Zu mehreren Mosaiken wurden die bemalten Holztäfelchen zusammengebracht. Sie sollen nun in den verschiedenen Einrichtungen aufgestellt werden.
Die Resonanz an dem verregneten Sonntagnachmittag war wirklich beeindruckend. Im Café Bistro gab es zeitweise keinen freien Platz mehr. Und auch im Dachgeschoss, in dem Hannelore Heider angesichts des Themas „Herz“ viele verschiedene Herzen für ein Gesamtkunstwerk gestalten ließ und damit Jung und Alt begeisterte, ging es sehr eng zu. „Das ist sehr wichtig, gleichzeitig wunderschön und es macht viel Spaß“, war der Künstlerin aus Ebelsbach die Freude förmlich anzusehen. Für sie ist es „ganz wichtig“, entspannende Situationen zu schaffen, auf die Menschen einzugehen und ein gutes Verhältnis aufzubauen. Die Arbeit mit behinderten Menschen bezeichnete sie ebenso wie Andreas Neunhoeffer als „sehr wertvoll.“

Auf große Resonanz stieß der Impulsvortrag mit dem Filmanimator und Motivator Michael Herold (links). „Wirkliche Hindernisse gibt es eigentlich nur in unserer Vorstellung“, lautete seine Kernaussage. (Foto: Ralf Naumann)
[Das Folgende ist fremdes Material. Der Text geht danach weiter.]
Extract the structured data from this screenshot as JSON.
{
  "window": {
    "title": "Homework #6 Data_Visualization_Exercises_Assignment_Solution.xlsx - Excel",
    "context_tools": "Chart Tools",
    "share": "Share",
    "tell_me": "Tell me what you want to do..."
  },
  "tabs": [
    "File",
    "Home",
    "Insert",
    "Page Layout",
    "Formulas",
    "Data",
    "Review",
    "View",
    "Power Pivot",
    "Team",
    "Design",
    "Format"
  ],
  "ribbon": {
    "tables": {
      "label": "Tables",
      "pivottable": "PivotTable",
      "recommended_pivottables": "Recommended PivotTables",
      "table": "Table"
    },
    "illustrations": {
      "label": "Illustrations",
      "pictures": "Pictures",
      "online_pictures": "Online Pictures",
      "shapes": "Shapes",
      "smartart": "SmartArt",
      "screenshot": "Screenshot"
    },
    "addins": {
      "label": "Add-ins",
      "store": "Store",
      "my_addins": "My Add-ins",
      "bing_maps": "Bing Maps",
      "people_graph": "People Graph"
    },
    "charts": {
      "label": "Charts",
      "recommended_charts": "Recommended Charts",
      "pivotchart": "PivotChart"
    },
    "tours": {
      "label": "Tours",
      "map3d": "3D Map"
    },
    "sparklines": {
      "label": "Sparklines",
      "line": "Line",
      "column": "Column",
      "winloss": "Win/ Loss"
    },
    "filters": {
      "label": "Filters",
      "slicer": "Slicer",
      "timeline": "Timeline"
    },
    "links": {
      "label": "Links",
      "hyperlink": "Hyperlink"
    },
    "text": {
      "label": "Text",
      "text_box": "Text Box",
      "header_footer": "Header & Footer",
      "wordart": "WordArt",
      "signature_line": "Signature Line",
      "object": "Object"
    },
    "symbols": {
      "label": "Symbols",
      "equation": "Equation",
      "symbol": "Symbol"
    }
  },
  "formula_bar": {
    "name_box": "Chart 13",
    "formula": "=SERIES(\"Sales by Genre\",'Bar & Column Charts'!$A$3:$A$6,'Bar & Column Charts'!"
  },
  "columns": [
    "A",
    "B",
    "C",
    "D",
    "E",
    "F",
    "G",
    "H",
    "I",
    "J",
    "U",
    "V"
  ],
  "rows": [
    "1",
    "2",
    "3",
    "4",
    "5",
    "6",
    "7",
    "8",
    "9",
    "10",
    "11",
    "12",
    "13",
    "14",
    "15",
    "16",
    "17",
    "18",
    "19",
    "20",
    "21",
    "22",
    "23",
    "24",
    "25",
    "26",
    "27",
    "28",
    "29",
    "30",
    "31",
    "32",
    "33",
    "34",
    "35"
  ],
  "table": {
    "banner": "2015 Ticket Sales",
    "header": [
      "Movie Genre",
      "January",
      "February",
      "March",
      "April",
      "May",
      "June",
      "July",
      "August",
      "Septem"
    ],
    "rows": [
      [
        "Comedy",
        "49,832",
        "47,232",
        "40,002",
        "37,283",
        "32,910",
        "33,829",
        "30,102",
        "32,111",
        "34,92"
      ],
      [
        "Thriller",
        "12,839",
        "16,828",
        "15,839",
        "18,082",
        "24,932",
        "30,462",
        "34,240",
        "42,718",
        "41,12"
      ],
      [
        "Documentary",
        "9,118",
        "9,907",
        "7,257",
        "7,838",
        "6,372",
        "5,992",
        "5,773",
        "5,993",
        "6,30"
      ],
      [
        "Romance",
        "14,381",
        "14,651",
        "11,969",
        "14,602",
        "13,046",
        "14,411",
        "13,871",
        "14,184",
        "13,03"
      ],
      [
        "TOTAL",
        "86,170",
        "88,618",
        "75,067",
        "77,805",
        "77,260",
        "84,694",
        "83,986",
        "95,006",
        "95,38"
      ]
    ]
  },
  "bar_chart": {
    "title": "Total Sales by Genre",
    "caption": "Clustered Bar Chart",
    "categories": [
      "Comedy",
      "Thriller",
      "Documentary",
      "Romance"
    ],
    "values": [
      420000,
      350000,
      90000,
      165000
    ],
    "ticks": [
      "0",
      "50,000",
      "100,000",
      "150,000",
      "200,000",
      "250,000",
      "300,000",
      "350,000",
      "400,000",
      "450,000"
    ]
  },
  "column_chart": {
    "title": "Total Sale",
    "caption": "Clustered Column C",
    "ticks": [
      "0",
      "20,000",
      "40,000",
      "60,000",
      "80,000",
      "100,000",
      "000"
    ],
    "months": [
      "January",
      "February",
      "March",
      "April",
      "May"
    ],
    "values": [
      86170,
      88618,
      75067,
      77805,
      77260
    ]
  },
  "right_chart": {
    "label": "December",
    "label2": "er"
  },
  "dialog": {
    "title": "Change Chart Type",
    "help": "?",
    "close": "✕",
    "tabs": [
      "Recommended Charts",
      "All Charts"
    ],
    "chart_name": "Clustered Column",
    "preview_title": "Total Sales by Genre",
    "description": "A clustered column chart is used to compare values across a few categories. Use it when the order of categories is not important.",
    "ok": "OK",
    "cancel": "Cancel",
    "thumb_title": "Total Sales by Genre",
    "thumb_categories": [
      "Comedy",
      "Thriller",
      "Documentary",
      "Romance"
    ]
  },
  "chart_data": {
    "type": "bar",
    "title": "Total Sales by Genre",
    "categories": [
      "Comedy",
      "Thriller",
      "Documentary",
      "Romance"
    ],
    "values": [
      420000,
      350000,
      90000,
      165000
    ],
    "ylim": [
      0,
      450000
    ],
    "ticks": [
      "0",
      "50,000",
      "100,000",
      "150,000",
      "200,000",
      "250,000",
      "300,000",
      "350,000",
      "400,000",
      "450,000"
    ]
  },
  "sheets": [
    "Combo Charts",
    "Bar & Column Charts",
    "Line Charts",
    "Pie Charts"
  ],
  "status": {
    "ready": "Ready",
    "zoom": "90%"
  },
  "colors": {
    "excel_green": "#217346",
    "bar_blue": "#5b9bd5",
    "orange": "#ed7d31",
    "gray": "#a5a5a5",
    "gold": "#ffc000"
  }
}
Mit seinem charismatischen Auftreten begeisterte zu guter Letzt der Würzburger Michael Herold viele Zuhörer, die teilweise bis zu 100 Kilometer angereist waren, im Raum der Begegnung des Stadthauses der Lebenshilfe Haßberge. Dank lustiger, aber auch tiefgreifender Geschichten aus seinem Leben mit Behinderung, sorgte der 34-jährige Filmemacher und angehende Autor zum einen für viele Lacher, regte auf der anderen Seite auch zum Nachdenken an. Dabei erzählte Herold, der seit seiner Geburt an Muskelschwund leidet, wie er gelernt hat, aus seiner „größten Schwäche“ Kraft zu schöpfen und sie zu seiner hervorstechendsten Stärke zu machen. Er lud mit seinen persönlichen Anekdoten zum Umdenken ein und inspirierte mit leicht verständlichen und nachvollziehbaren Anleitungen das Publikum dazu, selbst ihren Träumen zu folgen und diese in die Tat umzusetzen. Die Kernaussage seines Vortrages: „Wirkliche Hindernisse gibt es eigentlich nur in unserer Vorstellung.“ Nach anschließender Diskussion mit dem Publikum war klar, dass diese Nachricht wohl auch in vielen Köpfen angekommen ist.
Das Hauptziel, den gemeinsamen Abbau von Barrieren und Berührungsängste aller Beteiligten in ungezwungener und herzlicher Atmosphäre zumindest ein Stück voranzutreiben, ist bei der Premiere von „WIR, BUNT, GEMEINSAM“ erreicht worden. „Wenn Menschen die gleiche Idee verfolgen und auf Augenhöhe zusammen arbeiten, kann mit einfachen und interessanten Mitteln ein Tag wie dieser erfolgreich gestaltet werden“, freute sich MGH-Leiterin Gudrun Greger. Die vielen Familien, die gekommen sind, hätten „gezeigt, dass ein gelebtes Miteinander auf einfache Art und Weise möglich ist“, betonte Greger und fügte hinzu: „Alle Akteure dieser Aktion stellen ein riesiges Potenzial dar, zur Umsetzung des wirklichen inklusiven Gedankens.“
Links zum Thema:
→ Fotostrecke „WIR – BUNT – GEMEINSAM“
→ Presseartikel „Aktionstag WIR – BUNT – GEMEINSAM für Inklusion“ (11.10.2013)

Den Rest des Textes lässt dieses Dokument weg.